Later, reflecting on the homecoming service, on the seven-and-a-half decades of previous homecoming services that he’s attended, Jerry sighs. It’s a sigh of satisfaction that the church in which he grew up, surrounded by so much history and so much love among so many different kinds of people, is still going. It’s also a bittersweet sigh of longing for a time at Strieby when every Sunday was a homecoming.

To learn more about Strieby, visit facebook.com/striebyheritagesite.


Bells of Freedom

A Maryland author has solved the mystery of her family’s connection to a rural church in Randolph County.

Margo Lee Williams began actively researching her family tree back in the 1970s, inspired by the genealogical work of Roots author Alex Haley to keep digging deeper. But somewhere along the way, a connection was lost. Details about her Lassiter ancestors and their church community in rural Randolph County were fuzzy. Growing up in Queens, New York, far away from North Carolina, Margo looked to her mother, Margaret, for some clarity.

Margaret had lived in Greensboro and Asheboro until around age 7, when her family set off for New Jersey. She vaguely remembered her grandmother Louise talking about a place called Strieby, but Margaret had never been there herself. “To my mother,” Margo says, “Strieby was just a word that had been floating around, untethered to any reality.”

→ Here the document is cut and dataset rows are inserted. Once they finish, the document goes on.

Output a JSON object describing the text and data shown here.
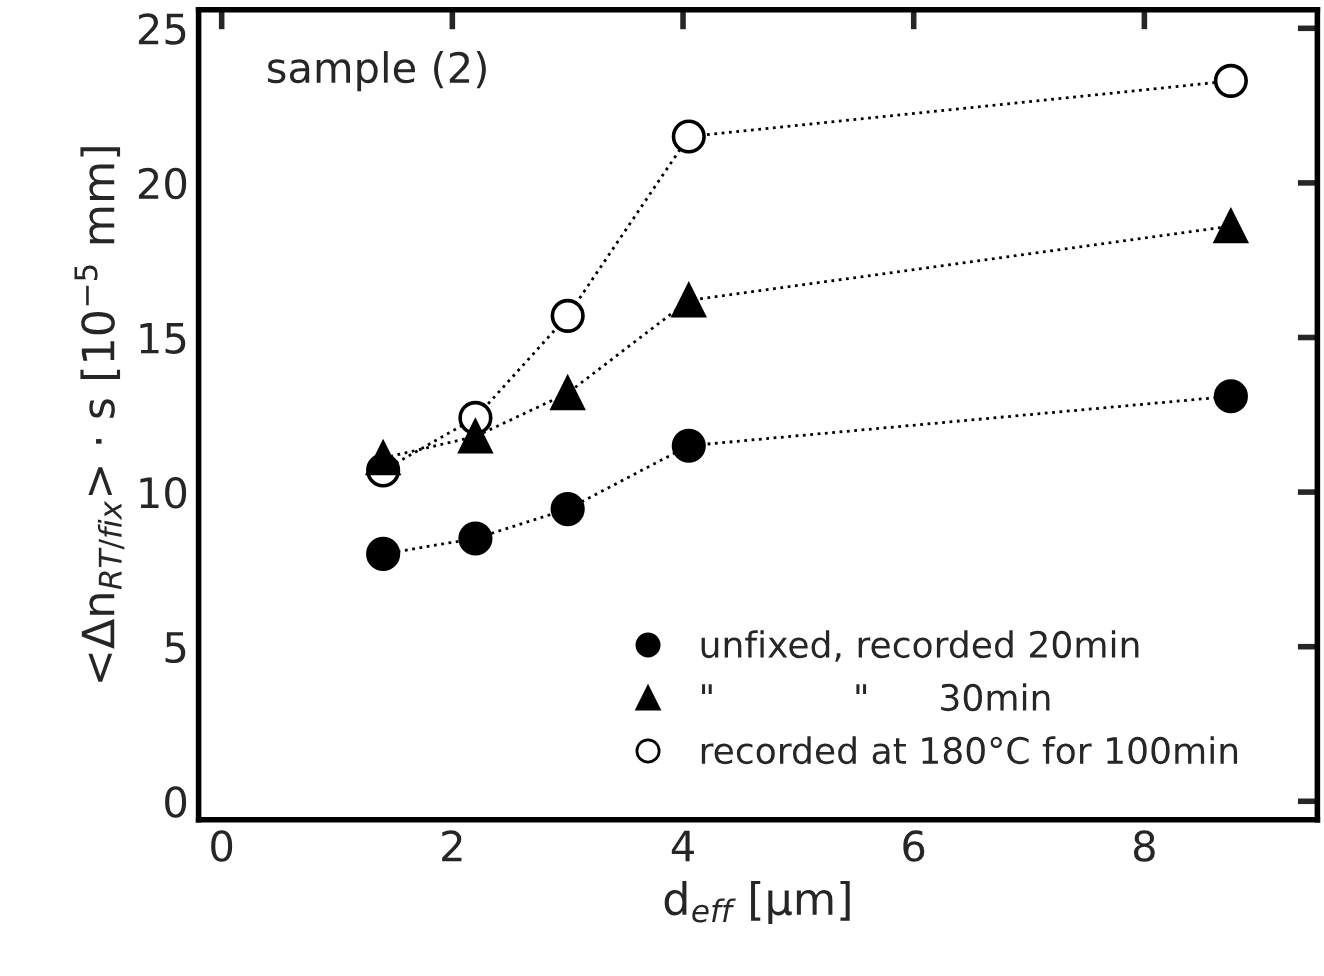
{
  "chart_data": {
    "type": "line",
    "title": "sample (2)",
    "xlabel": "d$_{eff}$ [μm]",
    "ylabel": "<Δn$_{RT/fix}$> · s [10$^{−5}$ mm]",
    "xlim": [
      -0.2,
      9.5
    ],
    "xticks": [
      0,
      2,
      4,
      6,
      8
    ],
    "ylim": [
      -0.6,
      25.6
    ],
    "yticks": [
      0,
      5,
      10,
      15,
      20,
      25
    ],
    "grid": false,
    "legend": "bottom right",
    "line_style": "dotted",
    "series": [
      {
        "name": "unfixed, recorded 20min",
        "color": "#000000",
        "marker": "circle",
        "x": [
          1.4,
          2.2,
          3.0,
          4.05,
          8.75
        ],
        "values": [
          8.0,
          8.5,
          9.45,
          11.5,
          13.1
        ]
      },
      {
        "name": "\"            \"      30min",
        "color": "#000000",
        "marker": "triangle",
        "x": [
          1.4,
          2.2,
          3.0,
          4.05,
          8.75
        ],
        "values": [
          11.1,
          11.8,
          13.2,
          16.2,
          18.6
        ]
      },
      {
        "name": "recorded at 180°C for 100min",
        "color": "#ffffff",
        "marker": "circle",
        "x": [
          1.4,
          2.2,
          3.0,
          4.05,
          8.75
        ],
        "values": [
          10.7,
          12.4,
          15.7,
          21.5,
          23.3
        ]
      }
    ]
  }
}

Margaret, Margo Lee Williams’ mother, dressed up for a photo with little sister Elverna Elizabeth Lee (Means), circa 1920. Photography courtesy of MARGO LEE WILLIAMS

As it turns out, a rift in the Lassiter family had separated the descendants of two siblings. When Margaret’s great-great-grandmother died around 1890, her share of the family’s land in the Lassiter’s Mill area went to her children. Louise’s mother, Ellen, had taken it upon herself to purchase her brother’s share of the property. That didn’t sit well with her brother’s family, and a decades-long feud ensued. “People stopped speaking to each other,” Margo says. Ellen ended up moving to Asheboro and later sold her share of the land to one of her cousins. Margaret’s family eventually made the great migration up North. “And from then on,” Margo says, “my family had nothing to do with the people down here in Strieby.”

That all changed in 1982, when Margo and her mom took the road trip down South that would forever change their lives, introducing them to an extended family in this small community that had made a big impact on the lives of generations of people in North Carolina and beyond. With the family feud decades in the rearview mirror, the Williamses were embraced by their newfound Lassiter relatives. They stayed in their homes, marveled over their physical resemblances, and learned about each other’s kids and grandkids. In 2011, Margo published the family’s story in her first book, Miles Lassiter (circa 1777-1850): An Early African-American Quaker from Lassiter Mill, Randolph County, North Carolina: My Research Journey to Home.

In 2016, Margo, a graduate of Marquette University with an MA in sociology from Hunter College and another MA in religious education from The Catholic University of America, published her eye-opening second book, From Hill Town to Strieby: Education and the American Missionary Association in the Uwharrie “Back Country” of Randolph County, North Carolina. The title’s academic tone belies the underlying heart and soul that pulse through its pages — free, educated people of color living, loving, and working together in a tiny mixed-race community in the pre- and post-Civil War South. Kirkus called it “a breathtakingly thorough exploration of a historically significant town.”

Margo’s most recent book, Born Missionary: The Islay Walden Story, won her the 2021 Phillis Wheatley Book Award in the nonfiction biography category, presented by the Sons and Daughters of the United States Middle Passage. These days, when she isn’t spending time in North Carolina, Margo gives lectures on genealogical research, Black history, and historical mixed-race communities. But her heart is always in Randolph County, in a little country church down a gravel road in the Uwharries.